Wir haben zunächst eine 2-stündige Führung bekommen, die uns das Gewaltverbrechen näherbringen konnte, auch wenn wir alle nie die wahren Erlebnisse der Häftlinge zu dieser Zeit nachempfinden werden können. Die Brutalität im Vergleich zu unserem Leben ist nur abstrakt vorstellbar.

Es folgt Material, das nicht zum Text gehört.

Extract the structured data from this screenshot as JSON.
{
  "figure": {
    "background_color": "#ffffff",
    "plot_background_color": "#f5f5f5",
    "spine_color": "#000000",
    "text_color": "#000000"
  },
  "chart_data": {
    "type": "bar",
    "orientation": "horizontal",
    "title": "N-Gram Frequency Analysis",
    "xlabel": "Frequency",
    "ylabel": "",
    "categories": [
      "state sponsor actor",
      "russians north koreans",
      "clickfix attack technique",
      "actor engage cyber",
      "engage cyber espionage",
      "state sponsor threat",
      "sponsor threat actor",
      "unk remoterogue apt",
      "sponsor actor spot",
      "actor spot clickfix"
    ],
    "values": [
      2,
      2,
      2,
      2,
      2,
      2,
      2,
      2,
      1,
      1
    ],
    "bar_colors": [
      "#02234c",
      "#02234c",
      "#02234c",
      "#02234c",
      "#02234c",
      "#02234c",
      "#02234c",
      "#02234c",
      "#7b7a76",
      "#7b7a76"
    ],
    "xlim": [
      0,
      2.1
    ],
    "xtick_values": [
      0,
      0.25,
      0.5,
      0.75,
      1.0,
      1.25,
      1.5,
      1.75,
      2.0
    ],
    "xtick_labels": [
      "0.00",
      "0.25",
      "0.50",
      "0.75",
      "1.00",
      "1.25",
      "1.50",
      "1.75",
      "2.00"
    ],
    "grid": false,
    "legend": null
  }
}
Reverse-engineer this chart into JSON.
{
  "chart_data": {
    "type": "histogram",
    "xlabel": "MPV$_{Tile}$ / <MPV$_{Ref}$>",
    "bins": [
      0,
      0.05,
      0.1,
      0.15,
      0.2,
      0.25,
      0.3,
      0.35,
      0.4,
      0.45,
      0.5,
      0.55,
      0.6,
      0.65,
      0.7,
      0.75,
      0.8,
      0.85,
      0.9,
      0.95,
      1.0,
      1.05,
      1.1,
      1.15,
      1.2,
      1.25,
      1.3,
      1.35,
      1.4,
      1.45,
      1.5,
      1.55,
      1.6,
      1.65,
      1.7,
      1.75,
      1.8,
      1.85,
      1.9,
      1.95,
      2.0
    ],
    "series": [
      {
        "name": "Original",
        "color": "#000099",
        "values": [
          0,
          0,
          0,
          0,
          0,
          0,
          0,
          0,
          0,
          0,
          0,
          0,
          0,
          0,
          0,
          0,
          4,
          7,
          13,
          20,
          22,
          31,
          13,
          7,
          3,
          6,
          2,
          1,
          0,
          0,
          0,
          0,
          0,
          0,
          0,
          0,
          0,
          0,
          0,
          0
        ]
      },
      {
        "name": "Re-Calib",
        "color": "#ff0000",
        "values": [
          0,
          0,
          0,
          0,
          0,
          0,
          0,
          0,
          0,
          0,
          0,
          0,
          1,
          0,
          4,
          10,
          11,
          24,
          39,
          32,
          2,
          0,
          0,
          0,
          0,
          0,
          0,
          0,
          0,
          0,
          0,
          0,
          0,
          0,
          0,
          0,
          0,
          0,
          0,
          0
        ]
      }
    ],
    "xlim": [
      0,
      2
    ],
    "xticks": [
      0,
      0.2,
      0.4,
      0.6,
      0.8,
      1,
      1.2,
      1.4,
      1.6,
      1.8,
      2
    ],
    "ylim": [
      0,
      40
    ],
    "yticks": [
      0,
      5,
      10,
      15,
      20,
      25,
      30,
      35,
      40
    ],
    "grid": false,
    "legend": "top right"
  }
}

Um dennoch tiefer in die persönlichen Erfahrungen eintauchen zu können, hatten wir das Glück, mit einer Zeitzeugin sprechen zu dürfen. Sie war als kleines Mädchen mit den Schlussgefechten Berlins eingesperrt worden und kämpfte zusammen mit ihrer Mutter und Schwester ums Überleben. Durch die eindrückliche Erzählweise ihrer Erlebnisse sind wir ihr zu großem Dank verpflichtet, dass sie diese Zeit ihres Lebens mit uns geteilt hat und werden sie und ihre Geschichte niemals vergessen.

Mit dieser nachhaltigen Begegnung machten wir uns zurück auf den Weg nach Berlin und waren Dankbar um jeglichen politischen Input, den wir aus dieser Seminarwoche mitnehmen konnten.